RE: Subject: URGENT DEMAND: Investigation of Market Disclosure, Share Price Integrity, and Material Adverse Change18 Nov 2025 20:44
Based on Mergermarket data, the EV and the EV/Sales and EV/EBITDA multiples paid by TIG in its historical acquisitions were the following:
• Instra (2015): EV/EBITDA 14.7×, EV/Sales 2.29×
• KeyDrive (2018): EV/EBITDA 7.5×, EV/Sales 0.8×
• TPP Wholesale (2019): EV/EBITDA 6.2×, EV/Sales 1.4×
• HEXONET (2019): EV/EBITDA 12.5×, EV/Sales 0.6×
These numbers are correct — but using them as a benchmark to value DIS is not conceptually sound. In those cases TIG was the consolidator, acquiring smaller, fragmented operators with lower scale and lower margins. Naturally, acquisition targets tend to trade at lower multiples.

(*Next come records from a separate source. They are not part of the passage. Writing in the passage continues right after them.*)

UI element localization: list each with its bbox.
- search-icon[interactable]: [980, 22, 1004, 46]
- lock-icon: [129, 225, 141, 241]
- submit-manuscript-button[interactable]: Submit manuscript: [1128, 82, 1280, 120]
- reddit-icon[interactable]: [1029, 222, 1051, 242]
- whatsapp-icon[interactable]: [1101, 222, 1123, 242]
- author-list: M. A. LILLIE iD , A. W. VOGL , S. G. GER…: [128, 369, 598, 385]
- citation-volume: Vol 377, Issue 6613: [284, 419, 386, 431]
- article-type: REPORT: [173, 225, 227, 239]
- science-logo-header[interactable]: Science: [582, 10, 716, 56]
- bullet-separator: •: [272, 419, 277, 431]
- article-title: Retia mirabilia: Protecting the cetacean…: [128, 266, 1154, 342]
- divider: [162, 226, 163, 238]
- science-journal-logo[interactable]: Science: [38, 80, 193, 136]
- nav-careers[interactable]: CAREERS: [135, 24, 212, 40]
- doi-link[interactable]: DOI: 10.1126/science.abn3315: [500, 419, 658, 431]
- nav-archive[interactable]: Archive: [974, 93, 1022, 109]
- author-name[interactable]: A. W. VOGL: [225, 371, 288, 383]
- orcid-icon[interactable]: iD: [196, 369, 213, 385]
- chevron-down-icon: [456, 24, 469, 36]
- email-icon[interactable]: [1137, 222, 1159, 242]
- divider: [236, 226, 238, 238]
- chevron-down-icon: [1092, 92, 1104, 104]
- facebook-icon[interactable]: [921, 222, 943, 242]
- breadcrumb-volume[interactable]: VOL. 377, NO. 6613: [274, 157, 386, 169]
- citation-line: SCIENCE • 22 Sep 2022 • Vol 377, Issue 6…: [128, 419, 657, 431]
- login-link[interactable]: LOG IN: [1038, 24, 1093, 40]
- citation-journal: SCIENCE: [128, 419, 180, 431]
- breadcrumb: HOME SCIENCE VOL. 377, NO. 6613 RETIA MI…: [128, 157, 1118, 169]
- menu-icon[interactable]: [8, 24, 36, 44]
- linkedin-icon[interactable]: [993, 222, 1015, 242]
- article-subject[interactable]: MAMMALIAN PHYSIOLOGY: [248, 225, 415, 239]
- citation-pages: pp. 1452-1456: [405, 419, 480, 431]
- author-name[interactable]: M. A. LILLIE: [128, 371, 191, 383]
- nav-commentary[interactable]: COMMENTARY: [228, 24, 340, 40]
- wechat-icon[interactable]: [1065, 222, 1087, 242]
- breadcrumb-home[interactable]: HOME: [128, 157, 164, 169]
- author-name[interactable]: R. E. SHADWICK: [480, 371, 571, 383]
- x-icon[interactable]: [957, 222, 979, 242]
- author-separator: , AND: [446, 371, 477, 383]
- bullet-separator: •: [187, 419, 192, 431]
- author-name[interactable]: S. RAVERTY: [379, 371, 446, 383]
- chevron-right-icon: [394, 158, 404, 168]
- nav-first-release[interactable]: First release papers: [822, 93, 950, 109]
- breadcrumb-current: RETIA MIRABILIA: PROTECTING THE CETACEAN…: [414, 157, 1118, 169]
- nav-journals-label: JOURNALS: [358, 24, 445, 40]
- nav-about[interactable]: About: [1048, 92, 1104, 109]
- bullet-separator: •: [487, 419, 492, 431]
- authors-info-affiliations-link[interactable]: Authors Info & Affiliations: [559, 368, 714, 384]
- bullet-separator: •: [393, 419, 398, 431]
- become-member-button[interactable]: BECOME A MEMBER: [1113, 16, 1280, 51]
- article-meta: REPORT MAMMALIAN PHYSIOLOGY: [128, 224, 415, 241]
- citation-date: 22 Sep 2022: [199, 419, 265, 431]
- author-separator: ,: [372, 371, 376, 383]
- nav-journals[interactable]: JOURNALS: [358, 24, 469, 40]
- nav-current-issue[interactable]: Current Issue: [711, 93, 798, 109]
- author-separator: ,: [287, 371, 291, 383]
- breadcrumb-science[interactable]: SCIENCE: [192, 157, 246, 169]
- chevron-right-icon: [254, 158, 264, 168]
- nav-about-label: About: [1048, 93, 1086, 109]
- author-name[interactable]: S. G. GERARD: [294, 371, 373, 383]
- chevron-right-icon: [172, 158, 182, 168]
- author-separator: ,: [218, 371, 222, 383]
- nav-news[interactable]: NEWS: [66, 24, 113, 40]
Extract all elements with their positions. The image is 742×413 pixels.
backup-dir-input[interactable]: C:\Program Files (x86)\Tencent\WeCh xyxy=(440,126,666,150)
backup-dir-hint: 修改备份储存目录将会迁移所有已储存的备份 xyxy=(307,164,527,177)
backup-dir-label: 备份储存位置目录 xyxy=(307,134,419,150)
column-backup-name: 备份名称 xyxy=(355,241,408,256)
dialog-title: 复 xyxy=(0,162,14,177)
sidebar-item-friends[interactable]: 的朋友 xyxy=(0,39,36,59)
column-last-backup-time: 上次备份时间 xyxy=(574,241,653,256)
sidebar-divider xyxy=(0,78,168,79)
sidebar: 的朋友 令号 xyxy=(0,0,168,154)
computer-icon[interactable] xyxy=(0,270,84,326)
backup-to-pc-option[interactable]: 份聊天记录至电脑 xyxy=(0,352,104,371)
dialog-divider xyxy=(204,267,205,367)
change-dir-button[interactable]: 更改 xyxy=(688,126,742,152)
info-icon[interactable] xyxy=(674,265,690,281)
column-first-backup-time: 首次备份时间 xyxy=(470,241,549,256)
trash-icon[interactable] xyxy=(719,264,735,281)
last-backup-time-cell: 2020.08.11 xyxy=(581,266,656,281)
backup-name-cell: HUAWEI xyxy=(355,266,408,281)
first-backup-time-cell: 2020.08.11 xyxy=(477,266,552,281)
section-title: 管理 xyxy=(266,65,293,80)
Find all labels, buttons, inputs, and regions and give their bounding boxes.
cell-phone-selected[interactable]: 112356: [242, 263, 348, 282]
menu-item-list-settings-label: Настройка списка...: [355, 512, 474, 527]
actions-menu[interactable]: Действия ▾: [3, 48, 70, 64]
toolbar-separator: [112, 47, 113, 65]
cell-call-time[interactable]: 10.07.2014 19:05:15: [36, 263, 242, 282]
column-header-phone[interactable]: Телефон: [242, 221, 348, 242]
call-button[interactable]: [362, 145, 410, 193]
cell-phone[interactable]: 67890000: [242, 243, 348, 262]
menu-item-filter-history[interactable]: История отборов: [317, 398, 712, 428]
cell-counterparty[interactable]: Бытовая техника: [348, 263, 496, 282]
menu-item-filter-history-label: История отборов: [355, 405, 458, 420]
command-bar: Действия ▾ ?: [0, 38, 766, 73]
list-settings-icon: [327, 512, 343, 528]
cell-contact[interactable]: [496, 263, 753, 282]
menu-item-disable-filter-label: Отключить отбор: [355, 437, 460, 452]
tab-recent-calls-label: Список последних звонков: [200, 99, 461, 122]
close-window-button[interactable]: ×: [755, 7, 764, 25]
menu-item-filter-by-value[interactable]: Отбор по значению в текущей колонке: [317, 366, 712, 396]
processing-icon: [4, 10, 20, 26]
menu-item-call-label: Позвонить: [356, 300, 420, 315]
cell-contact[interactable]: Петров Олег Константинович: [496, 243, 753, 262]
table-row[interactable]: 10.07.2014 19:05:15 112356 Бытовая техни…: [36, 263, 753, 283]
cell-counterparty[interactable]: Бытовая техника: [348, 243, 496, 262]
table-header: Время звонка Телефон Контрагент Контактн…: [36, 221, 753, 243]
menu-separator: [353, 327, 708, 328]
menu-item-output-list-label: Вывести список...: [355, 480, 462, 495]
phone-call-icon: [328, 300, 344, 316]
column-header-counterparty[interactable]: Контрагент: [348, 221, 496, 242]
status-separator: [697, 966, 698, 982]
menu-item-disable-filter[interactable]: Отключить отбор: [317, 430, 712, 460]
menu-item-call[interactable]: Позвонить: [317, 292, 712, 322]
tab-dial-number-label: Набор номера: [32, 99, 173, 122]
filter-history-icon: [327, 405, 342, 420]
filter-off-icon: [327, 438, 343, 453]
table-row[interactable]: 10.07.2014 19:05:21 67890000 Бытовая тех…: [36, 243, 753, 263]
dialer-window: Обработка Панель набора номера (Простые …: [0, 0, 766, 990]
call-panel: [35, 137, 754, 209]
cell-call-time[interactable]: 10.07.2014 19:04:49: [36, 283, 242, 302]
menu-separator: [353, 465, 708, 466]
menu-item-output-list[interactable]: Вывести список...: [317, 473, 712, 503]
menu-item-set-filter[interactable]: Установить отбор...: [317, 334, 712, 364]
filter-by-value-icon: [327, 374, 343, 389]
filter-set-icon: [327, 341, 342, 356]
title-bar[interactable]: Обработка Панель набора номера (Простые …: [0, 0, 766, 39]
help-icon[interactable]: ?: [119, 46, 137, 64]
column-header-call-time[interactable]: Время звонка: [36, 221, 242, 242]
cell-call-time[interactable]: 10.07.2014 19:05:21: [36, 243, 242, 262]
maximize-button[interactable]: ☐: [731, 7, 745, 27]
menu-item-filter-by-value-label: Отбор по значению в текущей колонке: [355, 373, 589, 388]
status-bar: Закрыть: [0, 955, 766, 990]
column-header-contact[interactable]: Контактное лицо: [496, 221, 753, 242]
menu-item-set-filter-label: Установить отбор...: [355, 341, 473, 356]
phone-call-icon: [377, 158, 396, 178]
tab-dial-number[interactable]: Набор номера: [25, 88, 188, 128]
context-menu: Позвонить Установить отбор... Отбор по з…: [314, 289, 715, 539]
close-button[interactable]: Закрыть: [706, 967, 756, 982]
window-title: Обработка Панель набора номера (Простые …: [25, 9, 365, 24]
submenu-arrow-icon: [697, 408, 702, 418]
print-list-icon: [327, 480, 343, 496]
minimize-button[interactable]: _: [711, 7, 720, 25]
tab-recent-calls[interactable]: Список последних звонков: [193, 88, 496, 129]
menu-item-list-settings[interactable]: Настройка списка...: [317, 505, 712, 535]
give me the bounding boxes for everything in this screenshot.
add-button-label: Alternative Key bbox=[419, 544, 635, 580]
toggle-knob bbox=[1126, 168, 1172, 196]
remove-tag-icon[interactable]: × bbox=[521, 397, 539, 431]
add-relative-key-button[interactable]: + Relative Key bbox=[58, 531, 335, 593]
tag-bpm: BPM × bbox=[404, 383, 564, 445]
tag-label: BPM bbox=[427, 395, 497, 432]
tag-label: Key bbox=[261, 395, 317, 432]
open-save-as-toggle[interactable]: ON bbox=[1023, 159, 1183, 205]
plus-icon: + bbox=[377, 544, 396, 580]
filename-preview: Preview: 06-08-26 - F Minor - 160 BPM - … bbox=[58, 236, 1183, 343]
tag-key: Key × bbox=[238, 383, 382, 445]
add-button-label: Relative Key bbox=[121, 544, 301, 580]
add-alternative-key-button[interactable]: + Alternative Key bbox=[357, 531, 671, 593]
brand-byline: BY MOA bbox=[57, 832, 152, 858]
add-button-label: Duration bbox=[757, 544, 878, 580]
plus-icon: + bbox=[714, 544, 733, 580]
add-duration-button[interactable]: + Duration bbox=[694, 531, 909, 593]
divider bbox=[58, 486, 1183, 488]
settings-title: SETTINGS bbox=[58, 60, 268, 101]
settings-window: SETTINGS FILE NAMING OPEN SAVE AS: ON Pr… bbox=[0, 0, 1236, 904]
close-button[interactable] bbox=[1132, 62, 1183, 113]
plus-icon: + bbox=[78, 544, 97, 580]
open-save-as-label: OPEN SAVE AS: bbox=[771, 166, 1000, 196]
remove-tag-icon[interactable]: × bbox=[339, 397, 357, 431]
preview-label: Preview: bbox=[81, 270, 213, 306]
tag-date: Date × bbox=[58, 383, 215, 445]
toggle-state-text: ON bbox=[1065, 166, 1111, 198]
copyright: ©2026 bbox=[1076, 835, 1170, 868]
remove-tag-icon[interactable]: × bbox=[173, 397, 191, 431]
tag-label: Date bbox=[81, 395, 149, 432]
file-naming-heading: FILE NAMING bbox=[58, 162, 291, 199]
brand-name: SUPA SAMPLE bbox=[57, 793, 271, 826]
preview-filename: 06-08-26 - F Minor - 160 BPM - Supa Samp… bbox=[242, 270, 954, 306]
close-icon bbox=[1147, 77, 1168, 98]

DIS today represents the post-integration platform, with scale, higher recurring revenues and much stronger economics. A consolidator is valued at higher multiples than the companies it consolidates, not at the average of its acquisition targets — this is true across the domains/hosting/identity industry.
Also, for DIS there is no need to estimate debt levels, because the transaction will almost certainly be executed on a debt-free/cash-free basis. So the EV is essentially aligned with the equity value of the sale.
For these reasons, the Instra / KeyDrive / TPP / HEXONET multiples should be seen as a historical floor — not a ceiling. A competitive process can logically result in higher valuation multiples for DIS.